MONTGOMERY, Ala. — Alabama Gov. Kay Ivey extended her state health order Thursday for six more weeks, meaning the current mask mandate will stay in place until at least March 5.
Ivey cited a surge in COVID-19 cases from Christmas and New Year’s and said although the spike appears to have passed, numbers are still higher than they were two to four months ago.
“A great many of us had hoped that when we began the new year we’d no longer have to incorporate things like face masks and social distancing in our daily lives,” Ivey said. “But after the Christmas and New Year’s holidays, COVID-19 numbers and the number of hospitalizations were higher than ever — more than our highest point from last summer.”

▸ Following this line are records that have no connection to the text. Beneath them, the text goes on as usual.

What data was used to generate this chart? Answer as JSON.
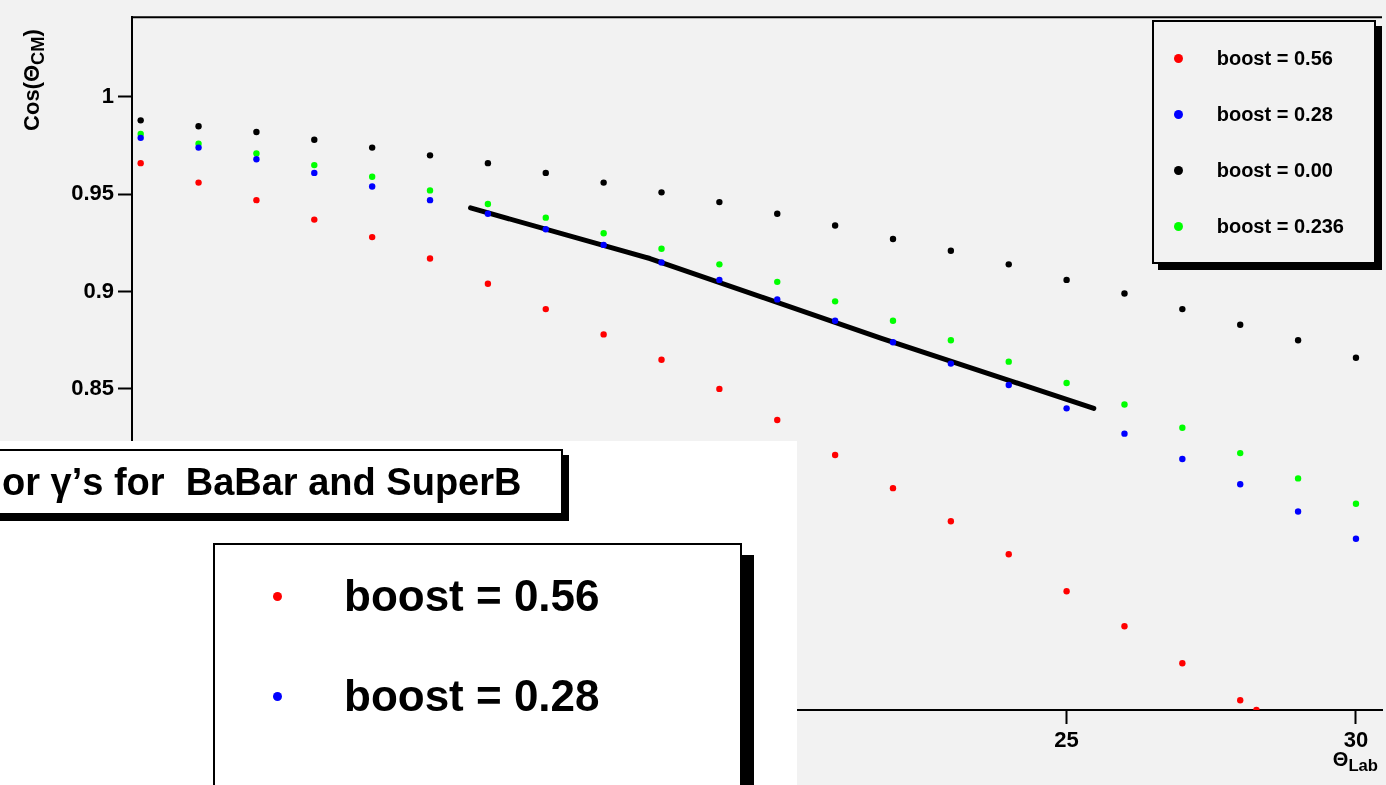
{
  "chart_data": {
    "type": "scatter",
    "ylabel": "Cos(Θ$_{CM}$)",
    "xlabel": "Θ$_{Lab}$",
    "xlim": [
      8.85,
      30.45
    ],
    "xticks": [
      25,
      30
    ],
    "ylim": [
      0.685,
      1.041
    ],
    "yticks": [
      0.85,
      0.9,
      0.95,
      1
    ],
    "legend": "top right",
    "marker": "circle",
    "annotations": [
      "or γ’s for  BaBar and SuperB",
      "boost = 0.56",
      "boost = 0.28"
    ],
    "x": [
      9,
      10,
      11,
      12,
      13,
      14,
      15,
      16,
      17,
      18,
      19,
      20,
      21,
      22,
      23,
      24,
      25,
      26,
      27,
      28,
      29,
      30
    ],
    "series": [
      {
        "name": "boost = 0.56",
        "color": "#ff0000",
        "x": [
          9,
          10,
          11,
          12,
          13,
          14,
          15,
          16,
          17,
          18,
          19,
          20,
          21,
          22,
          23,
          24,
          25,
          26,
          27,
          28,
          28.28
        ],
        "values": [
          0.966,
          0.956,
          0.947,
          0.937,
          0.928,
          0.917,
          0.904,
          0.891,
          0.878,
          0.865,
          0.85,
          0.834,
          0.816,
          0.799,
          0.782,
          0.765,
          0.746,
          0.728,
          0.709,
          0.69,
          0.685
        ]
      },
      {
        "name": "boost = 0.28",
        "color": "#0000ff",
        "values": [
          0.979,
          0.974,
          0.968,
          0.961,
          0.954,
          0.947,
          0.94,
          0.932,
          0.924,
          0.915,
          0.906,
          0.896,
          0.885,
          0.874,
          0.863,
          0.852,
          0.84,
          0.827,
          0.814,
          0.801,
          0.787,
          0.773
        ]
      },
      {
        "name": "boost = 0.00",
        "color": "#000000",
        "values": [
          0.988,
          0.985,
          0.982,
          0.978,
          0.974,
          0.97,
          0.966,
          0.961,
          0.956,
          0.951,
          0.946,
          0.94,
          0.934,
          0.927,
          0.921,
          0.914,
          0.906,
          0.899,
          0.891,
          0.883,
          0.875,
          0.866
        ]
      },
      {
        "name": "boost = 0.236",
        "color": "#00ff00",
        "values": [
          0.981,
          0.976,
          0.971,
          0.965,
          0.959,
          0.952,
          0.945,
          0.938,
          0.93,
          0.922,
          0.914,
          0.905,
          0.895,
          0.885,
          0.875,
          0.864,
          0.853,
          0.842,
          0.83,
          0.817,
          0.804,
          0.791
        ]
      },
      {
        "type": "line",
        "marker": "none",
        "color": "#000000",
        "x": [
          14.7,
          17.8,
          21.8,
          25.47
        ],
        "values": [
          0.943,
          0.917,
          0.876,
          0.84
        ]
      }
    ]
  }
}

Dr. Scott Harris with the Alabama Department of Public Health said the department has heard the frustration from people about the vaccine rollout, but asked people to be patient.
“If you are a person who wants a vaccine in Alabama, you are going to get that,” Harris said.
Alabama so far has administered 202,643 doses of the vaccine as of Wednesday night, according to Harris. He said the state just reached an agreement with Walmart where the retail chain will become a vaccine provider at its pharmacies in the state, and there are ongoing talks with another pharmacy chain.
Harris said they continue to add providers in the state, but the issue is not having enough vaccine to go around. Out of the 502 enrolled providers, Harris said a little more than half have not received vaccine yet because there isn’t enough to go around. And he said the state’s allocation of 50,000 to 60,000 doses a week will not change anytime soon.
In order to make sure the vaccine that does come to the state is given out efficiently, Harris said they are surveying providers to ensure they’re giving out their allotment in a timely manner, and they’re moving vaccine when it needs to be moved.
“I want to acknowledge that there are always going to be parts of our state, particularly rural areas, where people just have access to care issues and transportation issues, and we understand they’re not going to be able to give it quite as fast,” Harris said. “We’re not going to penalize those folks, of course. But for those who have some vaccine that they’re not giving as quickly as they should, we’re going to move that to another location.”
County health departments have also shifted staff to administer vaccine until they run out, he said. The state is also close to having a portal online for vaccine registration to go along with the hotline, which Harris said is running 165 lines and continues to stay busy.
Ivey urged people to be patient as the state rolls out vaccines to providers and said it’s still important to practice public health measures.
“The mask mandate remains the one step we can all take in order to keep some balance in our daily lives and stay healthy and safe,” Ivey said.